石油に頼らない家づくり

5月も後半となり、梅雨に入ったのでしょうか?雨や曇りが続きますね。

さて、現在は中東情勢の不安定さで、連日、石油製品の品薄とか欠品といった報道が多いです。私が携わる建築業界も、もろに影響を受けている訳ですが、今後の事も考えると、石油製品との係わりというものを根本的に見直すチャンスなのかもしれません。

そもそも、今の日本では、石油製品がありとあらゆる場面で大量に使用されています。それが、いつ頃からか?調べてみると、戦後(第二次世界大戦)以降、急速にプラスチック等の製品が増えていったそうです。それは、日本だけの話ではなく世界中で、あっという間に広がりをみせたのです。

その頃は、丁度、自動車が普及し始め多くの部品でプラスチックが使用されています。

また、家庭で使用する容器も陶器や漆器、ガラス製などからプラスチック製に移行するなど、身の回りで使用するものは、プラスチック製であることが、かなり一般的となっていきます。

確かに、加工がしやすく安価で工場生産しやすい材料であるので、大量生産する製品に対しては、うってつけです。

 

日本の住宅建築においても、石油が絡む材料や製品は非常に多く、今のように供給が不安定な状況になると非常に困ります。
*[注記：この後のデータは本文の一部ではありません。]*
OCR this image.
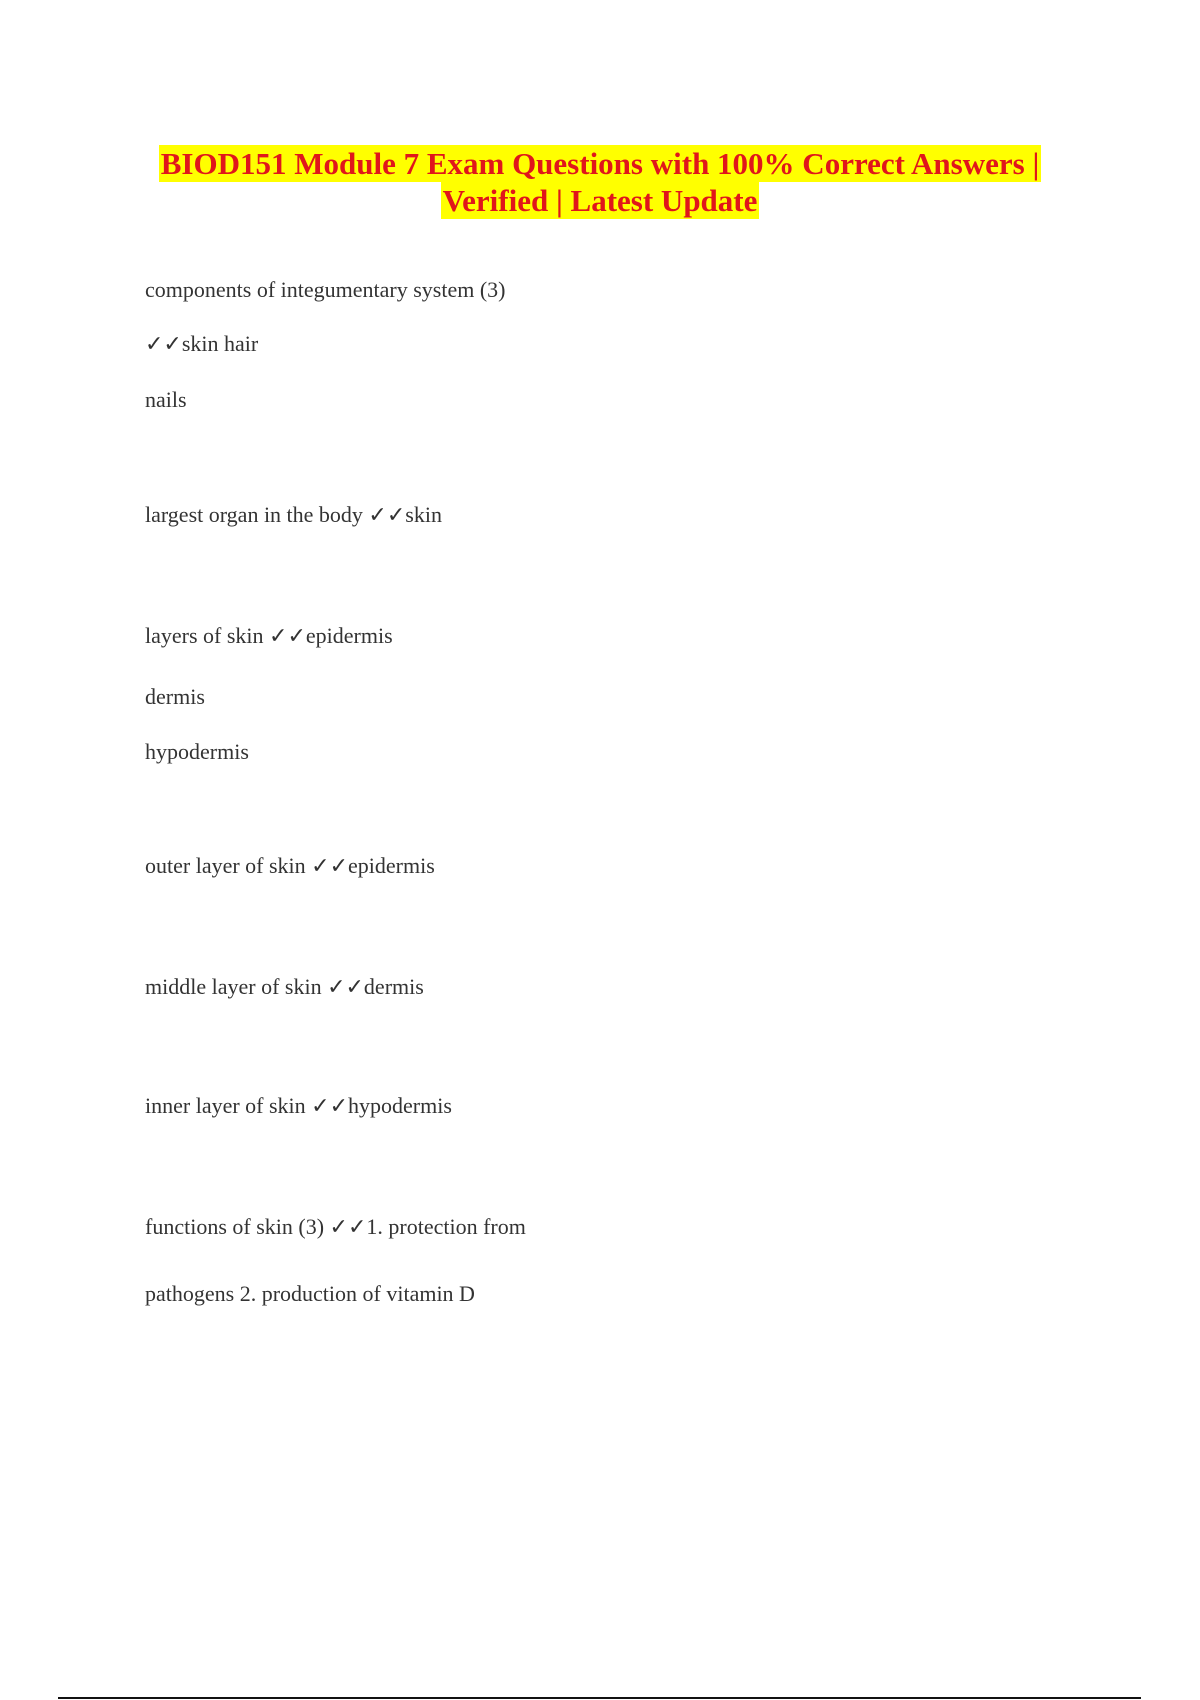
BIOD151 Module 7 Exam Questions with 100% Correct Answers |
Verified | Latest Update
components of integumentary system (3)
✓✓skin hair
nails
largest organ in the body ✓✓skin
layers of skin ✓✓epidermis
dermis
hypodermis
outer layer of skin ✓✓epidermis
middle layer of skin ✓✓dermis
inner layer of skin ✓✓hypodermis
functions of skin (3) ✓✓1. protection from
pathogens 2. production of vitamin D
石油が使用されている材料・製品は、あげたらキリが無いぐらい多く、石油が一切無いとなると住宅は建たなくなります。

しかし、戦前の石油製品が、あまり普及していない時代でも、住宅の建築はなされていたという事を考えると、今みたいに多くの材料、製品を石油に頼らなくても住宅の建築は可能であるという事です。

例えば、内装や外装で使用する材料は一番手をつけやすいです。簡単なところでは、内装のビニールクロス、既製品のフローリング、既製品の建具、外壁のサイディングの使用をやめて、紙類、土類、水性ペイント、無垢の木などに変えていくのは、すぐにでも出来るところです。
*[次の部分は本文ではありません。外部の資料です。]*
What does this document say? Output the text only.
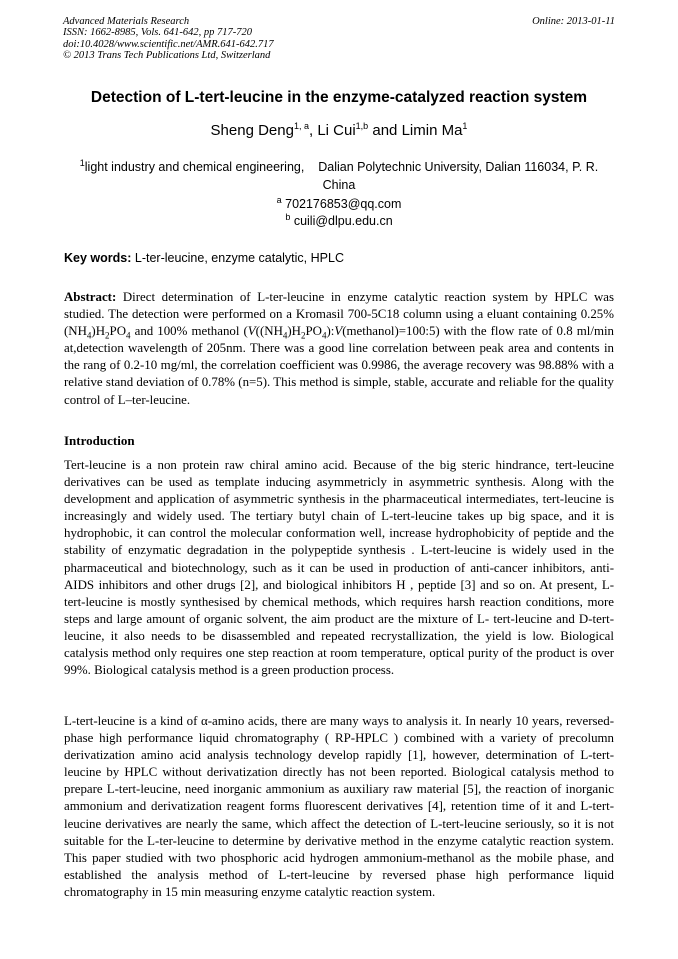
Advanced Materials Research
ISSN: 1662-8985, Vols. 641-642, pp 717-720
doi:10.4028/www.scientific.net/AMR.641-642.717
© 2013 Trans Tech Publications Ltd, Switzerland
Online: 2013-01-11
Detection of L-tert-leucine in the enzyme-catalyzed reaction system
Sheng Deng$^{1, a}$, Li Cui$^{1,b}$ and Limin Ma$^1$
$^1$light industry and chemical engineering,    Dalian Polytechnic University, Dalian 116034, P. R.
China
$^a$ 702176853@qq.com
$^b$ cuili@dlpu.edu.cn
Key words: L-ter-leucine, enzyme catalytic, HPLC
Abstract: Direct determination of L-ter-leucine in enzyme catalytic reaction system by HPLC was studied. The detection were performed on a Kromasil 700-5C18 column using a eluant containing 0.25% $(NH_4)H_2PO_4$ and 100% methanol $(V((NH_4)H_2PO_4):V(methanol)=100:5)$ with the flow rate of 0.8 ml/min at,detection wavelength of 205nm. There was a good line correlation between peak area and contents in the rang of 0.2-10 mg/ml, the correlation coefficient was 0.9986, the average recovery was 98.88% with a relative stand deviation of 0.78% (n=5). This method is simple, stable, accurate and reliable for the quality control of L–ter-leucine.
Introduction
Tert-leucine is a non protein raw chiral amino acid. Because of the big steric hindrance, tert-leucine derivatives can be used as template inducing asymmetricly in asymmetric synthesis. Along with the development and application of asymmetric synthesis in the pharmaceutical intermediates, tert-leucine is increasingly and widely used. The tertiary butyl chain of L-tert-leucine takes up big space, and it is hydrophobic, it can control the molecular conformation well, increase hydrophobicity of peptide and the stability of enzymatic degradation in the polypeptide synthesis . L-tert-leucine is widely used in the pharmaceutical and biotechnology, such as it can be used in production of anti-cancer inhibitors, anti-AIDS inhibitors and other drugs [2], and biological inhibitors H , peptide [3] and so on. At present, L- tert-leucine is mostly synthesised by chemical methods, which requires harsh reaction conditions, more steps and large amount of organic solvent, the aim product are the mixture of L- tert-leucine and D-tert-leucine, it also needs to be disassembled and repeated recrystallization, the yield is low. Biological catalysis method only requires one step reaction at room temperature, optical purity of the product is over 99%. Biological catalysis method is a green production process.
L-tert-leucine is a kind of α-amino acids, there are many ways to analysis it. In nearly 10 years, reversed-phase high performance liquid chromatography ( RP-HPLC ) combined with a variety of precolumn derivatization amino acid analysis technology develop rapidly [1], however, determination of L-tert-leucine by HPLC without derivatization directly has not been reported. Biological catalysis method to prepare L-tert-leucine, need inorganic ammonium as auxiliary raw material [5], the reaction of inorganic ammonium and derivatization reagent forms fluorescent derivatives [4], retention time of it and L-tert-leucine derivatives are nearly the same, which affect the detection of L-tert-leucine seriously, so it is not suitable for the L-ter-leucine to determine by derivative method in the enzyme catalytic reaction system. This paper studied with two phosphoric acid hydrogen ammonium-methanol as the mobile phase, and established the analysis method of L-tert-leucine by reversed phase high performance liquid chromatography in 15 min measuring enzyme catalytic reaction system.
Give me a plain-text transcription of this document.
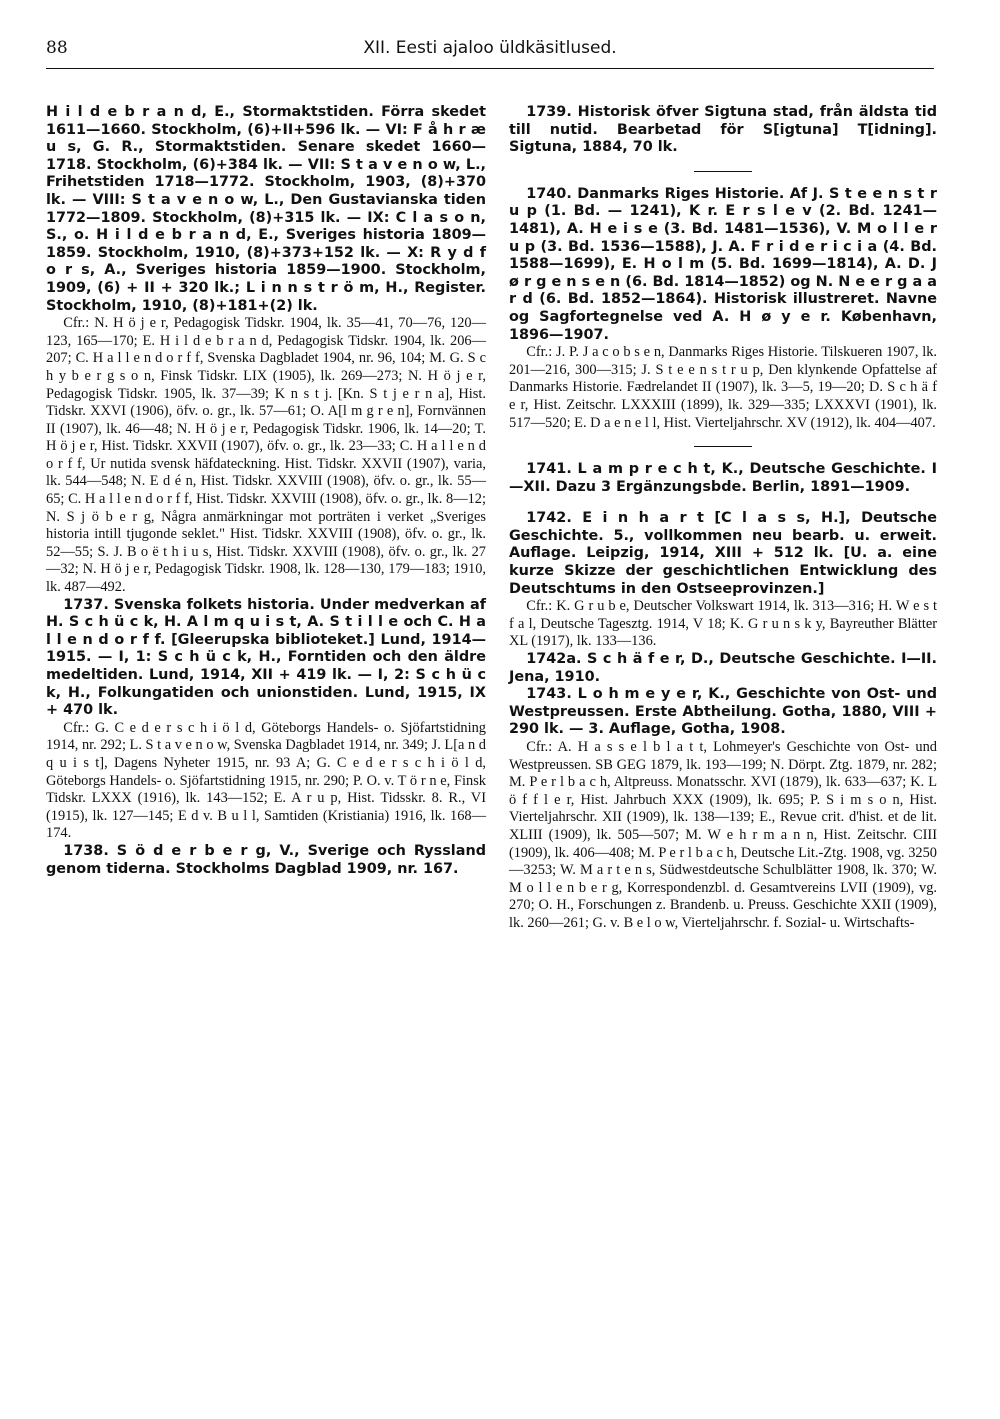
88	XII. Eesti ajaloo üldkäsitlused.

H i l d e b r a n d, E., Stormaktstiden. Förra skedet 1611—1660. Stockholm, (6)+II+596 lk. — VI: F å h r æ u s, G. R., Stormaktstiden. Senare skedet 1660—1718. Stockholm, (6)+384 lk. — VII: S t a v e n o w, L., Frihetstiden 1718—1772. Stockholm, 1903, (8)+370 lk. — VIII: S t a v e n o w, L., Den Gustavianska tiden 1772—1809. Stockholm, (8)+315 lk. — IX: C l a s o n, S., o. H i l d e b r a n d, E., Sveriges historia 1809—1859. Stockholm, 1910, (8)+373+152 lk. — X: R y d f o r s, A., Sveriges historia 1859—1900. Stockholm, 1909, (6) + II + 320 lk.; L i n n s t r ö m, H., Register. Stockholm, 1910, (8)+181+(2) lk.

Cfr.: N. H ö j e r, Pedagogisk Tidskr. 1904, lk. 35—41, 70—76, 120—123, 165—170; E. H i l d e b r a n d, Pedagogisk Tidskr. 1904, lk. 206—207; C. H a l l e n d o r f f, Svenska Dagbladet 1904, nr. 96, 104; M. G. S c h y b e r g s o n, Finsk Tidskr. LIX (1905), lk. 269—273; N. H ö j e r, Pedagogisk Tidskr. 1905, lk. 37—39; K n s t j. [Kn. S t j e r n a], Hist. Tidskr. XXVI (1906), öfv. o. gr., lk. 57—61; O. A[l m g r e n], Fornvännen II (1907), lk. 46—48; N. H ö j e r, Pedagogisk Tidskr. 1906, lk. 14—20; T. H ö j e r, Hist. Tidskr. XXVII (1907), öfv. o. gr., lk. 23—33; C. H a l l e n d o r f f, Ur nutida svensk häfdateckning. Hist. Tidskr. XXVII (1907), varia, lk. 544—548; N. E d é n, Hist. Tidskr. XXVIII (1908), öfv. o. gr., lk. 55—65; C. H a l l e n d o r f f, Hist. Tidskr. XXVIII (1908), öfv. o. gr., lk. 8—12; N. S j ö b e r g, Några anmärkningar mot porträten i verket „Sveriges historia intill tjugonde seklet." Hist. Tidskr. XXVIII (1908), öfv. o. gr., lk. 52—55; S. J. B o ë t h i u s, Hist. Tidskr. XXVIII (1908), öfv. o. gr., lk. 27—32; N. H ö j e r, Pedagogisk Tidskr. 1908, lk. 128—130, 179—183; 1910, lk. 487—492.

1737. Svenska folkets historia. Under medverkan af H. S c h ü c k, H. A l m q u i s t, A. S t i l l e och C. H a l l e n d o r f f. [Gleerupska biblioteket.] Lund, 1914—1915. — I, 1: S c h ü c k, H., Forntiden och den äldre medeltiden. Lund, 1914, XII + 419 lk. — I, 2: S c h ü c k, H., Folkungatiden och unionstiden. Lund, 1915, IX + 470 lk.

Cfr.: G. C e d e r s c h i ö l d, Göteborgs Handels- o. Sjöfartstidning 1914, nr. 292; L. S t a v e n o w, Svenska Dagbladet 1914, nr. 349; J. L[a n d q u i s t], Dagens Nyheter 1915, nr. 93 A; G. C e d e r s c h i ö l d, Göteborgs Handels- o. Sjöfartstidning 1915, nr. 290; P. O. v. T ö r n e, Finsk Tidskr. LXXX (1916), lk. 143—152; E. A r u p, Hist. Tidsskr. 8. R., VI (1915), lk. 127—145; E d v. B u l l, Samtiden (Kristiania) 1916, lk. 168—174.

1738. S ö d e r b e r g, V., Sverige och Ryssland genom tiderna. Stockholms Dagblad 1909, nr. 167.

1739. Historisk öfver Sigtuna stad, från äldsta tid till nutid. Bearbetad för S[igtuna] T[idning]. Sigtuna, 1884, 70 lk.

1740. Danmarks Riges Historie. Af J. S t e e n s t r u p (1. Bd. — 1241), K r. E r s l e v (2. Bd. 1241—1481), A. H e i s e (3. Bd. 1481—1536), V. M o l l e r u p (3. Bd. 1536—1588), J. A. F r i d e r i c i a (4. Bd. 1588—1699), E. H o l m (5. Bd. 1699—1814), A. D. J ø r g e n s e n (6. Bd. 1814—1852) og N. N e e r g a a r d (6. Bd. 1852—1864). Historisk illustreret. Navne og Sagfortegnelse ved A. H ø y e r. København, 1896—1907.

Cfr.: J. P. J a c o b s e n, Danmarks Riges Historie. Tilskueren 1907, lk. 201—216, 300—315; J. S t e e n s t r u p, Den klynkende Opfattelse af Danmarks Historie. Fædrelandet II (1907), lk. 3—5, 19—20; D. S c h ä f e r, Hist. Zeitschr. LXXXIII (1899), lk. 329—335; LXXXVI (1901), lk. 517—520; E. D a e n e l l, Hist. Vierteljahrschr. XV (1912), lk. 404—407.

1741. L a m p r e c h t, K., Deutsche Geschichte. I—XII. Dazu 3 Ergänzungsbde. Berlin, 1891—1909.

1742. E i n h a r t [C l a s s, H.], Deutsche Geschichte. 5., vollkommen neu bearb. u. erweit. Auflage. Leipzig, 1914, XIII + 512 lk. [U. a. eine kurze Skizze der geschichtlichen Entwicklung des Deutschtums in den Ostseeprovinzen.]

Cfr.: K. G r u b e, Deutscher Volkswart 1914, lk. 313—316; H. W e s t f a l, Deutsche Tagesztg. 1914, V 18; K. G r u n s k y, Bayreuther Blätter XL (1917), lk. 133—136.

1742a. S c h ä f e r, D., Deutsche Geschichte. I—II. Jena, 1910.

1743. L o h m e y e r, K., Geschichte von Ost- und Westpreussen. Erste Abtheilung. Gotha, 1880, VIII + 290 lk. — 3. Auflage, Gotha, 1908.

Cfr.: A. H a s s e l b l a t t, Lohmeyer's Geschichte von Ost- und Westpreussen. SB GEG 1879, lk. 193—199; N. Dörpt. Ztg. 1879, nr. 282; M. P e r l b a c h, Altpreuss. Monatsschr. XVI (1879), lk. 633—637; K. L ö f f l e r, Hist. Jahrbuch XXX (1909), lk. 695; P. S i m s o n, Hist. Vierteljahrschr. XII (1909), lk. 138—139; E., Revue crit. d'hist. et de lit. XLIII (1909), lk. 505—507; M. W e h r m a n n, Hist. Zeitschr. CIII (1909), lk. 406—408; M. P e r l b a c h, Deutsche Lit.-Ztg. 1908, vg. 3250—3253; W. M a r t e n s, Südwestdeutsche Schulblätter 1908, lk. 370; W. M o l l e n b e r g, Korrespondenzbl. d. Gesamtvereins LVII (1909), vg. 270; O. H., Forschungen z. Brandenb. u. Preuss. Geschichte XXII (1909), lk. 260—261; G. v. B e l o w, Vierteljahrschr. f. Sozial- u. Wirtschafts-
あと、断熱材もウレタン、フェノールフォーム、EPSなどには、あまり頼らないということも比較的やりやすいと思います。

 

このように、ひとつひとつをしっかり見直していけば石油製品を減らしていく事は、結構出来るのではないでようか?

実は、日本の住宅建築は、ヨーロッパなどから比べると石油製品の使用割合が多いと以前から言われておりました。ヨーロッパでは、もともと環境負荷に対する観点から石油製品の使用が少ないものと思いますが、日本は、その辺りの感覚もヨーロッパから比べると未だ無頓着です。
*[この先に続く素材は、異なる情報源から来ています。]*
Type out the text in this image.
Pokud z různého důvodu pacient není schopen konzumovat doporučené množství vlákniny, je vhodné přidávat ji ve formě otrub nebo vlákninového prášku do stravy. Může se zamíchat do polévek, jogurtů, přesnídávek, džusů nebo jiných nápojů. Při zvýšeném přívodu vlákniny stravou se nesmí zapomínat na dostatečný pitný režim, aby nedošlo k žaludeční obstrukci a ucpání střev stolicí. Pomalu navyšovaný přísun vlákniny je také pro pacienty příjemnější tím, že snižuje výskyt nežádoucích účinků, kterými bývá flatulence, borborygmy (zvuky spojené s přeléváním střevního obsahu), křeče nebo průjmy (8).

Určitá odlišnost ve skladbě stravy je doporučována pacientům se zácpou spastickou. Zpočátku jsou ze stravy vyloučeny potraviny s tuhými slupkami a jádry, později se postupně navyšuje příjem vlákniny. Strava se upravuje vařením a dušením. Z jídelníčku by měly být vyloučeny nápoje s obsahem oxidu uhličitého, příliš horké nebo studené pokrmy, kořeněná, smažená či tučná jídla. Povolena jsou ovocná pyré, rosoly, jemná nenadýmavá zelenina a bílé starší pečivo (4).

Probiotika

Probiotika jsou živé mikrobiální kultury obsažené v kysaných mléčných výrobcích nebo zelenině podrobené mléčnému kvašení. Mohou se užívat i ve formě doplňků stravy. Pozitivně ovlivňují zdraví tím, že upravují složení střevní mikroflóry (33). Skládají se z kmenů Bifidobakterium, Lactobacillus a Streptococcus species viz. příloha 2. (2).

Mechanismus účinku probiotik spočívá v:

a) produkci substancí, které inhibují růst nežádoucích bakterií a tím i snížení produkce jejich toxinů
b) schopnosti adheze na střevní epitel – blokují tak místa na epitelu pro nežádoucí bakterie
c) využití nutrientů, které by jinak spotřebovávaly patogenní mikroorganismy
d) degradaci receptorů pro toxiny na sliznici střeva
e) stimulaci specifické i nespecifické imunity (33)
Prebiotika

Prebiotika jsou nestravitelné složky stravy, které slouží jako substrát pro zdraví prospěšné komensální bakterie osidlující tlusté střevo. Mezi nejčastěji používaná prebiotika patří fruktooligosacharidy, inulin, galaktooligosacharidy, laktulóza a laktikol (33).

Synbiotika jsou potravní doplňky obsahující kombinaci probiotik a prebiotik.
しかも、日本の石油は基本的に輸入しているのですから、いつまでも今まで通りというのは、国としても考えを転換しなければならないのかもしれません。

結局、海外での天災や戦争といった不測の事態がおこったときには、輸入というものはあてになりませんし、何より資源は限りがあるものと思い大事に使うべきかと思います。

 

あしづかホームでは、もともと環境負荷低減や快適な空間づくりというものに意識をもち、家づくりをおこなってきましたが、今後も更に、見直すべき箇所をアップデートしながら精進していきたいと思います。